Interviews
Interview 1 : Sunday Independent
Three Wise Men, a story about three unwise women from Omagh, reflects much of Martina Devlin's background, says Ciara Ferguson. Before the name became synonymous with that never-to-be-forgotten atrocity in 1998, Omagh was a small innocuous Irish town much like any other. And it is that Omagh where Three Wise Men, Martina Devlin's first novel, begins.
The author speaks with a soft Omagh accent reminiscent of all those we heard on the news,then and since, her long red hair framing a fragile china-doll face. But behind the softness is an immediately detectable force of character and intelligence. You get the impression she doesn't suffer fools gladly. She is, in fact, the kind of woman for whom she has written her novel. 'Friendship is the theme because I believe it is the most important of relationships,' explains Martina Devlin. 'Women have always nurtured their girlfriends, but friends have now become more important than ever. People will always get married and there's nothing like being a bride in a lovely frock, all those pressies, but it's no longer necessarily made to last.
'If you look around, there is a huge number of single women living on their own, quite happily. I belong to the first generation of Irish women to have their own mortgage and career. I have had access to education and opportunity and here I am, living alone, making my own decisions, for better or worse. 'If my grandmother came back today she would be amazed - and I think delighted - at how things have changed. In her day, if a woman didn't get married she simply wouldn't have a home of her own. "Spinster" has never had the same connotations as "bachelor", but being single is now seen more as an affirmation of choice.' It is this aspect of contemporary Irish society that has inspired her story about the complex friendship of three women. Indeed Martina was surprised when a reader felt that the men in her novel are presented in a negative light. 'It's not that I'm not partial to men,' she is quick to point out, a gleam in her eye, 'but I think my male characters are realistic. I grew up with five brothers and I think I have an idea what goes on in their minds. Women don't come out of it [the book] that brilliantly either,' she laughs. The women in question are Gloria, Eimear and Kate, who have known each other since they were a trio of six-year-olds cast as the Three Wise Men in the school nativity play. Twenty-five years on, they've left Omagh for Dublin and grown up to be three very unwise women. Eimear's beauty captivates men but robs her of her independence. Kate's dazzling wit blinds her to the consequences of betraying a friend. And Gloria's urge to nurture, thwarted by infertility, threatens to destroy everything she holds dear.

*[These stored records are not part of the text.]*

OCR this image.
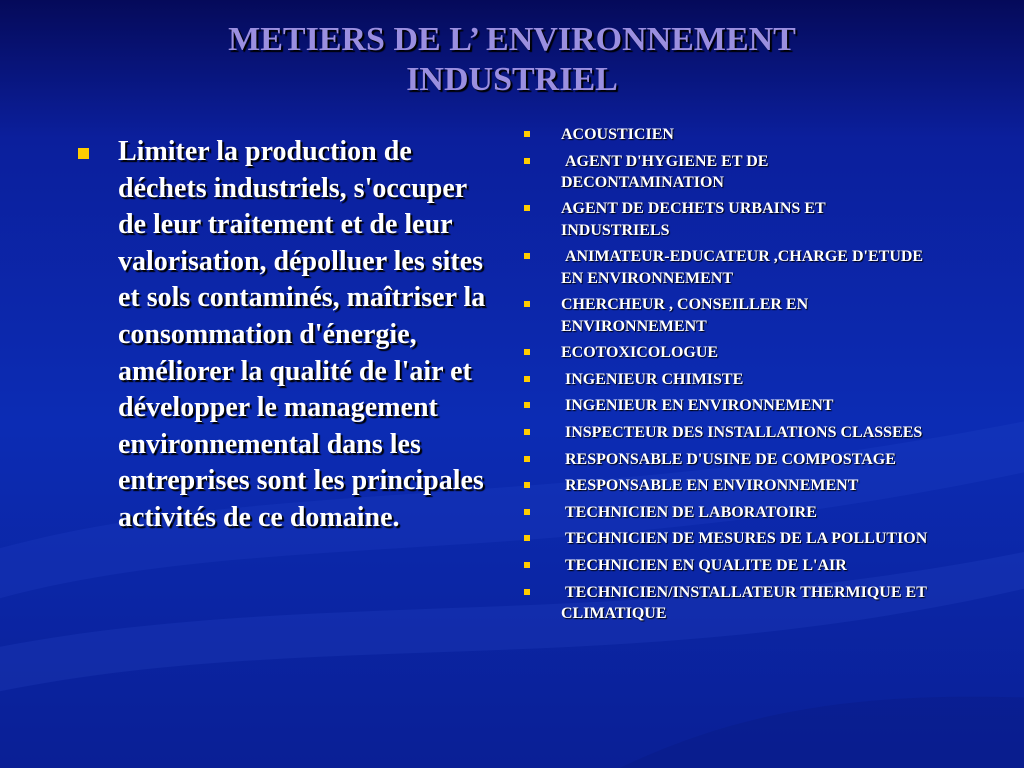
METIERS DE L’ ENVIRONNEMENT
INDUSTRIEL
Limiter la production de déchets industriels, s'occuper de leur traitement et de leur valorisation, dépolluer les sites et sols contaminés, maîtriser la consommation d'énergie, améliorer la qualité de l'air et développer le management environnemental dans les entreprises sont les principales activités de ce domaine.
ACOUSTICIEN
AGENT D'HYGIENE ET DE DECONTAMINATION
AGENT DE DECHETS URBAINS ET INDUSTRIELS
ANIMATEUR-EDUCATEUR ,CHARGE D'ETUDE EN ENVIRONNEMENT
CHERCHEUR , CONSEILLER EN ENVIRONNEMENT
ECOTOXICOLOGUE
INGENIEUR CHIMISTE
INGENIEUR EN ENVIRONNEMENT
INSPECTEUR DES INSTALLATIONS CLASSEES
RESPONSABLE D'USINE DE COMPOSTAGE
RESPONSABLE EN ENVIRONNEMENT
TECHNICIEN DE LABORATOIRE
TECHNICIEN DE MESURES DE LA POLLUTION
TECHNICIEN EN QUALITE DE L'AIR
TECHNICIEN/INSTALLATEUR THERMIQUE ET CLIMATIQUE
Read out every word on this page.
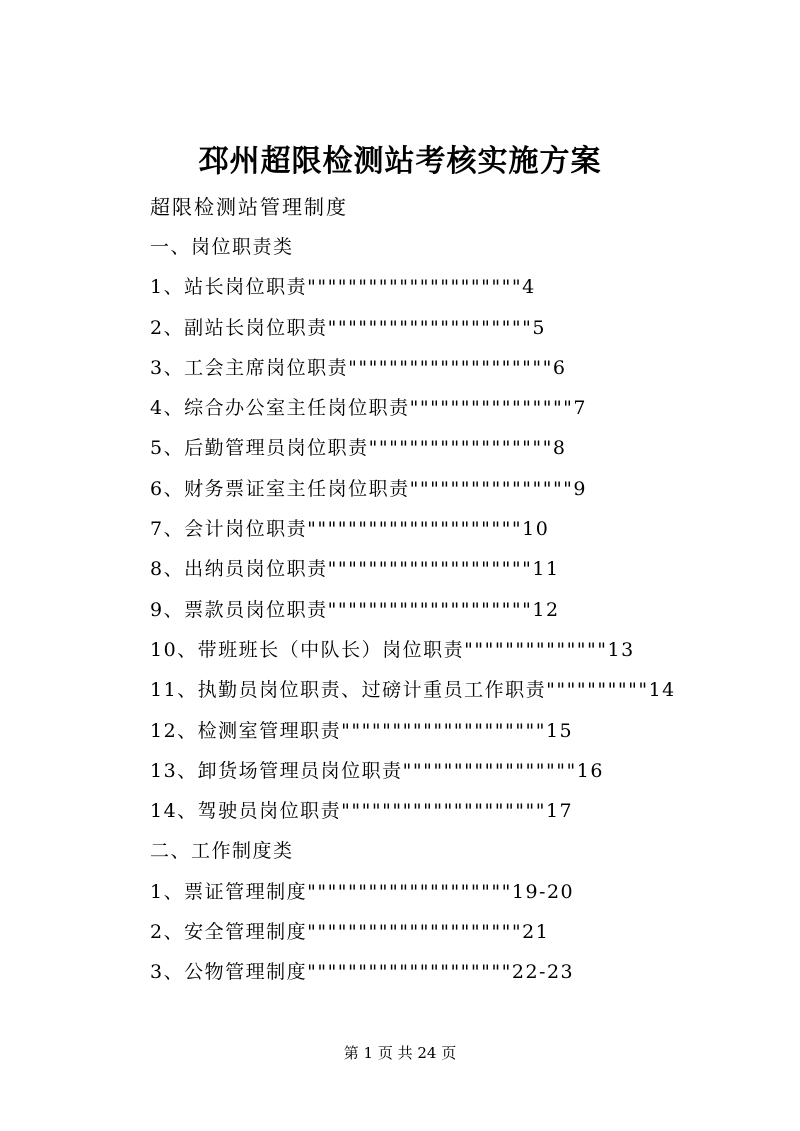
邳州超限检测站考核实施方案
超限检测站管理制度
一、岗位职责类
1、站长岗位职责"""""""""""""""""""""4
2、副站长岗位职责""""""""""""""""""""5
3、工会主席岗位职责""""""""""""""""""""6
4、综合办公室主任岗位职责""""""""""""""""7
5、后勤管理员岗位职责""""""""""""""""""8
6、财务票证室主任岗位职责""""""""""""""""9
7、会计岗位职责"""""""""""""""""""""10
8、出纳员岗位职责""""""""""""""""""""11
9、票款员岗位职责""""""""""""""""""""12
10、带班班长（中队长）岗位职责""""""""""""""13
11、执勤员岗位职责、过磅计重员工作职责""""""""""14
12、检测室管理职责""""""""""""""""""""15
13、卸货场管理员岗位职责"""""""""""""""""16
14、驾驶员岗位职责""""""""""""""""""""17
二、工作制度类
1、票证管理制度""""""""""""""""""""19-20
2、安全管理制度"""""""""""""""""""""21
3、公物管理制度""""""""""""""""""""22-23
第 1 页 共 24 页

'Any woman can slap on a bit of lipstick and find a boyfriend, but a friendship that goes back 20 years is completely beguiling,' Martina continues. 'These are people who have a database of information on you, who knew you when you had a crush on David Cassidy or when the first guy broke your heart.' Martina Devlin grew up in Omagh and, like a lot of teenagers at that time, left, at 18, the small town drawn so fondly in her book. She spent a year in Dublin studying law. and later, with a host of others in the mid-Eighties, went to London, where she studied English Literature. A journalism course followed, before she got a job with the Press Association (PA).
During that time, one of Martina Devlin's celebrity interviews involved a meeting with the infamous Reggie Kray. 'He came into the visiting room straight up to me and kissed me hard on the lips, leaving me too speechless to conduct much of an interview. Then he started writing to me at work, which pleased the editor but left me with other thoughts,' she recalls. Six year later, Martina began to think about coming home. 'I was offered a place in Trinity College to do a master's in Anglo-Irish Literature and thought: If I don't do it now, I never will. Having grown up in Northern Ireland in the Troubles, Martina found Dublin a very different place. It was 1996, the year she wrote her first short story and won the Hennessy Prize.

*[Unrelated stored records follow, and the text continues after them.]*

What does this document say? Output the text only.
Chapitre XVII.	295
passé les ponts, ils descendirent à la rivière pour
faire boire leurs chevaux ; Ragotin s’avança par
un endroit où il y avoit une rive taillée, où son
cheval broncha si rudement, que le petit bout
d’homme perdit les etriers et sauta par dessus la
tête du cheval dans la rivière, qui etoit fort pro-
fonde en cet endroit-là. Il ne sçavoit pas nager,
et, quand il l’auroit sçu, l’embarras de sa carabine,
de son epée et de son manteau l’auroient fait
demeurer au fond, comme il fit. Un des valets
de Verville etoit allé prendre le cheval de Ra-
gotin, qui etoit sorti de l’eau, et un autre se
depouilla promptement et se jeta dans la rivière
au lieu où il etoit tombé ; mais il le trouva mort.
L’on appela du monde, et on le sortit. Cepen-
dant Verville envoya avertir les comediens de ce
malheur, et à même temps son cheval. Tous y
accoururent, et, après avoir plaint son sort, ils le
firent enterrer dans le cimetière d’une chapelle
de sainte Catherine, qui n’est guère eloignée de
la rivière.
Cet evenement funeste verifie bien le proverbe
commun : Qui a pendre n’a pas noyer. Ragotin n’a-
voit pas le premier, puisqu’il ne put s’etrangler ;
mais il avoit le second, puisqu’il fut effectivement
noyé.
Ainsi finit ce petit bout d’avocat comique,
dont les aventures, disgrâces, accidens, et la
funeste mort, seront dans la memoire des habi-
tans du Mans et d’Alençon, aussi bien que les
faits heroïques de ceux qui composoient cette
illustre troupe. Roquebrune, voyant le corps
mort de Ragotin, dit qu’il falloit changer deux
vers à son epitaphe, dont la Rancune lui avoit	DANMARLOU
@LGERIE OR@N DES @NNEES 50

She continued writing fiction and continued with journalism, becoming a staff reporter with the Irish Independent. There was also a brief marriage that didn't work out. 'That was a very dark time but I think every writer needs that to draw on. When you are drawing a character you can tap into the emotions, imagine how someone might behave in a given situation and then build layer upon layer. I waited until I felt I had something to say, before beginning my novel. I thought there was a gap in the `chick fic' market for intelligent women who wanted a light read. I wanted to produce a well-written book for that market and I worked quite hard to do that. One really good thing about journalism is that it teaches you that you have no right to be read. You have to entertain and stimulate.'
Three Wise Men, currently number two on the best-seller list, was finished two-and-a-half years ago. Martina's second novel is being edited at the moment and her third is just begun. 'Seeing Three Wise Men on the bookshelves is the most amazing feeling. I just want to hug every one who buys one. I feel a bit of a fraud, as if I'm waiting for someone to catch on to me. 'The other week I was signing books with the marketing director from HarperCollins when he got a phone call and said, "I can't talk now, I'm with one of our authors," and I found myself looking around to see who he meant!'
Given that Martina Devlin's Three Wise Men has brought some style to a genre too often peppered with mediocrity, she may need to get used to the attention.